Either as a book that you have to read once or twice, or re-read it as you extend parallel readings, it will demand from you an attentive engagement, that asks you to understand what it means to call someone a “huguenot,” “orléaniste,” “bréton,” “jacobins,” even “poissarde,” or other specific, historical terms (again, chronotopic in nature). Read as a roman-fleuve, and epic in stature, this is not light reading, but it puts you in the eye of the hurricane in an outstanding way.
The drawings are superb. They’re wiggly, and fluid, with nervous lines that approach a certain calligraphic nature akin to Joann Sfar and Lewis Trondheim, with a figuration in the middle of anatomical naturalism and cartoonishness. In other words, a pretty typical, solid French-Belgian approach. The page composition and narrational strategies are quite varied. Sometimes we have dense gridded pages filled with dialog, and sometimes we have quick succession of silent panels. There are wonderful spreads and splash pages that could act as genre-paintings by the likes of Delacroix and Géricault in terms of composition. Details abound. When we have long shots of the city, one might as well remain there for a long moment taking in all the little scenes, as if checking a Where’s Wally? Spread. The very limited but alternated palette is wonderfully expressive, and sometimes it feels as if it works as symbolic variations of the tricoleur.

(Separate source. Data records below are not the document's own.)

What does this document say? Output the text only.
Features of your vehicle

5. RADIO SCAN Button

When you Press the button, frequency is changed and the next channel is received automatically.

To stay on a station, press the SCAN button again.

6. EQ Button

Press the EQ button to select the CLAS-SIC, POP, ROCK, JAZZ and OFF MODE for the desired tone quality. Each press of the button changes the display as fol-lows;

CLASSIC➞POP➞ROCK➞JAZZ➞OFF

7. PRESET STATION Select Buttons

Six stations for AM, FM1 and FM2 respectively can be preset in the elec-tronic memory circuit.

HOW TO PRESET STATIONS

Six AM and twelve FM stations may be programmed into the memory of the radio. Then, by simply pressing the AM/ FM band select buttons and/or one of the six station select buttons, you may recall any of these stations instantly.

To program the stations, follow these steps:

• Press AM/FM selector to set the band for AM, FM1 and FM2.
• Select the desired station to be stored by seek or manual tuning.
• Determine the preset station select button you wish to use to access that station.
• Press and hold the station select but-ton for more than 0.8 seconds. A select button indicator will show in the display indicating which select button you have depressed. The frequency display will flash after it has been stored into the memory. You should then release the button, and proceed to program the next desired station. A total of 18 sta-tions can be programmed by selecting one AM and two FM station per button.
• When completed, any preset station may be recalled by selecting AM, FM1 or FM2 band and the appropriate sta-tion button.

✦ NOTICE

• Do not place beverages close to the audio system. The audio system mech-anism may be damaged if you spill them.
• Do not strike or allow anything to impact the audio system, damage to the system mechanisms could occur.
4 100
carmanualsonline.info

This first volume opens up with the “Affaire Réveillon,” born out of rumors and despair, and then follows a chronological order through the most known episodes, without ever recurring to extratextual captions or that sort of thing. It’s as if the goal is less to explain in macro-terms the events than to convey the actual feelings of all these different people and the contrasting experiences and perspectives in relation to the same events. Opening in an incredible tense moment, when the price of bread was skyrocketing, when political crisis was impeding, and threatening the life of thousands of the poorer citizens, each and every role has a different approach. There are many discussions among the politicians at the Assembly, some of which, the left-wing, are filled with beautiful new ideas of Freedom and the end of so-called “divine” rights of the noble class and, above all, the King… but the people, the commoners, need solutions right now. They cannot wait. And that’s where the explosive action comes from.
Without transforming posterior events or contemporary biases into straitjackets of historical interpretation, one cannot but be remindful of other moments of Parisian resistance and protests, from to the Paris Communes of 1871 (which also has its own comics masterpiece in Jacques Tardi’s adaptation of Jean Vautrin’s novel Le Cri du Peuple – Portuguese only, sorry [also, I have not read, as of yet, Raphaël Meyssan’s Les damnés de la commune]) and May 1968, up to the Yellow Vest movement. And as I write, amidst the Coronavirus crisis, which will be followed by a steep economic crisis that will hit hard much of the working class, how will events mirror those of the mother of all revolutions?